Time traveling: When ORM reaches its limits

Relational databases are a proven technology. In many organizations they are the only platform that is even considered. They are reliable, they are well understood, there are enough people able to maintain them. Reporting tools love tabular data, developers love their concurrency guarantees. But there are use cases where the relational model and ORM just hit the wall.

One such use case is auditing. When something went wrong in a mission critical application, you need to know why. Problems are often caused by wrong configuration, so you need a trail of changes for every critical entity. E.g. in a financial batch process a misconfigured bank identifier can lead to millions of dollars being sent to the wrong place. In many cases you don't just want to see a long trail of changes, but you want to be able to travel back in time and see how an entity looked as a whole. 

This requirement leads to the term "entity versioning" or "temporal database design". In the simplest case (a table without any relations), you can add a "validFrom" and "validTo" timestamp to the table. Getting the current version is then done with a max-query. This can be made more convenient using a "versions" table and a "current version" view. A stored procedure converts updates to the view to inserts into the version table. Deletes are just a special case of update, too. 
But in realistic scenarios, your tables will have relations. Saving and querying a consistent view of such an aggregate leads to SQL that makes normal Hibernate look like "Hello World". Have a look at the implementation of Hibernate Envers if you want to know exactly what I mean.
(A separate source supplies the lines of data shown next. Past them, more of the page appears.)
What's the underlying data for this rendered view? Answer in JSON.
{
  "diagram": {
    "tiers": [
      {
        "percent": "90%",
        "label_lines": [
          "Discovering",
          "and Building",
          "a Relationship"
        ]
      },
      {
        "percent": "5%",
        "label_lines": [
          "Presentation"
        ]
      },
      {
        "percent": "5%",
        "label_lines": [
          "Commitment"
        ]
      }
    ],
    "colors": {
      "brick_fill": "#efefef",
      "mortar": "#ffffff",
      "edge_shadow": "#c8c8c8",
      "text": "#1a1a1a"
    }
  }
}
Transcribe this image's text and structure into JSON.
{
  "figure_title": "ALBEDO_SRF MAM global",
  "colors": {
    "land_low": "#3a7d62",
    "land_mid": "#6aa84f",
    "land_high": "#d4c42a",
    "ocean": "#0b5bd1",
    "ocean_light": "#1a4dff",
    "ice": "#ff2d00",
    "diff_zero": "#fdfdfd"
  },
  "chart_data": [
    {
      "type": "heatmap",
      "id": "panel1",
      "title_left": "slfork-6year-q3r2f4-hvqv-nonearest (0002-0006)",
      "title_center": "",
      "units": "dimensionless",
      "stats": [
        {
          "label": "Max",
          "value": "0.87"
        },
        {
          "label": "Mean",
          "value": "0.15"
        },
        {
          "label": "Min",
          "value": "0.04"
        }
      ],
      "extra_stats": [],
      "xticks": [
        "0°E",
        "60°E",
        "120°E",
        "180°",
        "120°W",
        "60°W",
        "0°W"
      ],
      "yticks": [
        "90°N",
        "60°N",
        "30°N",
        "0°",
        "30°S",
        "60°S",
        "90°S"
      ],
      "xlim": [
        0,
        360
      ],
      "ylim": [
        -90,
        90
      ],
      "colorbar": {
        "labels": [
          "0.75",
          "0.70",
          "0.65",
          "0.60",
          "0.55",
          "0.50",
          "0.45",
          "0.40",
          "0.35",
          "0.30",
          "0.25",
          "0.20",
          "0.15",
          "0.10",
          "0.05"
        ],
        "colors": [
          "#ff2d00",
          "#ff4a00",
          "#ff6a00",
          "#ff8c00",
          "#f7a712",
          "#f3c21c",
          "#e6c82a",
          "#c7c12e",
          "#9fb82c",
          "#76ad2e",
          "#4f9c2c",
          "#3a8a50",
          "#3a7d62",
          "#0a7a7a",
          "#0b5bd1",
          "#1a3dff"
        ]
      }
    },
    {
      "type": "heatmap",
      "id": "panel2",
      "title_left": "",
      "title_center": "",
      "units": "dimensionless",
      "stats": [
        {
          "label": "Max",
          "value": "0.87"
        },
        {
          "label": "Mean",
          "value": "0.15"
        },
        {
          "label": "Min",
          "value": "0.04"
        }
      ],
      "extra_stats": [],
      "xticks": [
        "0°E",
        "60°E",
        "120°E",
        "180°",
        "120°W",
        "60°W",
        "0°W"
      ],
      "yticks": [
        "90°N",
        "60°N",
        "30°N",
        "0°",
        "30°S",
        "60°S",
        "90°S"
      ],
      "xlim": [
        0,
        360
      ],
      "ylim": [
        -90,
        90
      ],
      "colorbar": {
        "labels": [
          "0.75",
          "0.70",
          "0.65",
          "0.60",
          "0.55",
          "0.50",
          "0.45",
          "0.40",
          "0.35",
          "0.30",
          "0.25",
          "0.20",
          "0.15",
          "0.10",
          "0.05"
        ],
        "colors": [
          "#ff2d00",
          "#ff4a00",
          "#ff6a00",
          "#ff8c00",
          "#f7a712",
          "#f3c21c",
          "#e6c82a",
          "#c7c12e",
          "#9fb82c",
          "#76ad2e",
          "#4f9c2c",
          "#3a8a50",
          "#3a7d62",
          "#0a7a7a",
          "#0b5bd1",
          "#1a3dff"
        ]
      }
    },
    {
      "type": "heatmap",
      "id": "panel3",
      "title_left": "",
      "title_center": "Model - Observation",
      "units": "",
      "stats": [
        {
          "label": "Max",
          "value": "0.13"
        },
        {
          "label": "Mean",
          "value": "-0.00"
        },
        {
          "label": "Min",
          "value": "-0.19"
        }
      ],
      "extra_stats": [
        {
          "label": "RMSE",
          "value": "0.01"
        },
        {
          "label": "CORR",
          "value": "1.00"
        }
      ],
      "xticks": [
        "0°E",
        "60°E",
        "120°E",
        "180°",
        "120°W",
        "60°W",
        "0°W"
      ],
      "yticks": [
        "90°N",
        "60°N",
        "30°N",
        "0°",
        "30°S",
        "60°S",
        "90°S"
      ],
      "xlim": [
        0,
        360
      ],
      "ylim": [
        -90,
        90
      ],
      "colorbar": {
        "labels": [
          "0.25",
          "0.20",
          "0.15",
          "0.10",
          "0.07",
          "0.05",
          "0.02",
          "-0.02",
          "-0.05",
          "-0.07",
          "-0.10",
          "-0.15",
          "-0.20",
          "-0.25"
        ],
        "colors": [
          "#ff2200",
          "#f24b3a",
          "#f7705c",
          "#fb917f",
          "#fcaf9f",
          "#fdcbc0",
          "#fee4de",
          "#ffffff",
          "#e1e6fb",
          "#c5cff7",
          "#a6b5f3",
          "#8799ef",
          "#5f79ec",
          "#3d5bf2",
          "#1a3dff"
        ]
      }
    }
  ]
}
Also, performing migrations on such monstrous schemas is anything but fun.

So, when a relational database is not suited for this task, what kind of persistence mechanism is? I think that Event Sourcing really shines here. The basic idea is the following: We already have a "BankIdentifierChanged" event anyway, so why not persist it? And instead of using ORM, we save the whole state of our Account entity as a series of events. Updating is done by adding events to the event store. Reading is done by selecting all events with a given entity ID up to the desired date and instantiating our Account from the resulting event list. Instead of setters and getters our Account entity now has methods that take events and change the internal state accordingly.

I guess the reason that this pattern is not more widespread is the general fear to let go off the relational model. There are good reasons for this fear, I described them at the start of this article. But stretching the relational model too far can be a greater risk than trying another, more fitting technology. You dont' have to go all-out on event sourcing either. If you have proper abstraction layers in place, you can use a mix of ORM, event sourcing and other technologies depending on the use case.